Why did we lose the magic in our marriages and relationships, and how do we get it back?
I was reading the book Relationship Magic: The Secret to Happily Ever After, which author, Dr. Edythe Denkin, PhD sent for me to check out, and I was amazed with the clever “fairy tale” approach she uses to help couples return to that state of bliss we loved so early in our relationships. I’m not a big fan of “self-help” books, but Denkin’s unique style was nonabrasive and her advice is easy to absorb.
Using fictional characters James and Cinda, the prince and princess of a faraway kingdom, Denkin highlights the beginning of their fairy tale romance that gradually dissipates to a disillusioned marriage.
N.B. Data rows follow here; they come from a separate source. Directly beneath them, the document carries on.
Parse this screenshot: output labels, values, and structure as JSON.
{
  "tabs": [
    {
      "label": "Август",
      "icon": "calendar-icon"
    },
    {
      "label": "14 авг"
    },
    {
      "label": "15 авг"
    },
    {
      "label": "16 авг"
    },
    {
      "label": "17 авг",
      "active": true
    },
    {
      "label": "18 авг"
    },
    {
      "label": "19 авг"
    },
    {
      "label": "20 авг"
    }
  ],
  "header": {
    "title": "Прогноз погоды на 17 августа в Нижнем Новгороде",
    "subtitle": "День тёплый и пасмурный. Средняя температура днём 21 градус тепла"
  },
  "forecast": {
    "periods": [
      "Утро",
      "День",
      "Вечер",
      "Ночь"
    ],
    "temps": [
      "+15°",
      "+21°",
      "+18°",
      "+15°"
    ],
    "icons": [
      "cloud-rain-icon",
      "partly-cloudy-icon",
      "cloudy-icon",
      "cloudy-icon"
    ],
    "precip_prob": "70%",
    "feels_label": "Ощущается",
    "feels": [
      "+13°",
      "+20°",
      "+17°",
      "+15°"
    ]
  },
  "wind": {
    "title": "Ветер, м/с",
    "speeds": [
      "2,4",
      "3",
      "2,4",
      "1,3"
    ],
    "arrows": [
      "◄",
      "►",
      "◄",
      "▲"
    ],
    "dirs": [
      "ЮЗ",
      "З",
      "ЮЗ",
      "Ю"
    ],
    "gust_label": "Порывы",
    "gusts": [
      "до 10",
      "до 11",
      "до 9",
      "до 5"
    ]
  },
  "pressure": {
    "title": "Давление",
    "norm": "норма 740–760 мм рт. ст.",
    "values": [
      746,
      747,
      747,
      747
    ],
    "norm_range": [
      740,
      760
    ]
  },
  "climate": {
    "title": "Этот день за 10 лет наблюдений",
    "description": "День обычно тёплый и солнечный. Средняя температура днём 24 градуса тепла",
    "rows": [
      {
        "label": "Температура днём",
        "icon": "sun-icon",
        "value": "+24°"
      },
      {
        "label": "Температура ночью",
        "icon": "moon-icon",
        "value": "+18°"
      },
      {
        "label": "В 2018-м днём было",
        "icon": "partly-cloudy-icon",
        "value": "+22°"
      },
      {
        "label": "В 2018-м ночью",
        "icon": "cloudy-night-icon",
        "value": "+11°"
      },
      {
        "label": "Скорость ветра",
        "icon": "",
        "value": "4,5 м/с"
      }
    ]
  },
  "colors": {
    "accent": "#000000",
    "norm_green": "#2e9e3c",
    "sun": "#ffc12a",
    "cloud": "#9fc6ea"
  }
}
The prince and princess each have their own perception of how their marriage “should be,” and with the added responsibilities of children, keeping a household, work stresses and the mundane of day-to-day life, they begin to feel helpless. As each partner grows and changes, they start to resent the relationship, yet cannot find the way to express how they feel to each other.
Using the techniques of Imago Relationship Therapy, Denkin takes the reader on a journey through the marriage of James and Cinda while learning how to abandon our own relationship fears and unconscious behaviors we learn in childhood. Denkin believes that we learn to love our partners by watching how our parents loved each other, and that sometimes these examples do not work in our own relationships.
While reading this book, I began to put my own marriage into perspective and began to see how easy it can be to allow our relationships to erode as we focus on other priorities and personal needs. I honestly believe my marriage is happy and healthy, but after seven years (and being together a total of ten years) I can see how important it is to reinforce the foundation of my relationship.
At the end of each chapter, Denkin lists questions for the reader to ponder, such as “Do you remember the way acted and reacted towards your partner during the romantic phase of your marriage?” and “Do you feel responsible for your partner’s happiness?”
Once I began to truly answer these questions, I was amazed to learn that even the most solid of marriages still need to be nurtured and cared for. Denkin’s approach to bringing the magic back into our relationships is so down to earth I couldn’t help but love her book.
My favorite question she asks is “What is your prescription for happiness?” I’m still pondering that one…but I believe it begins with a loving relationship and a rock solid foundation.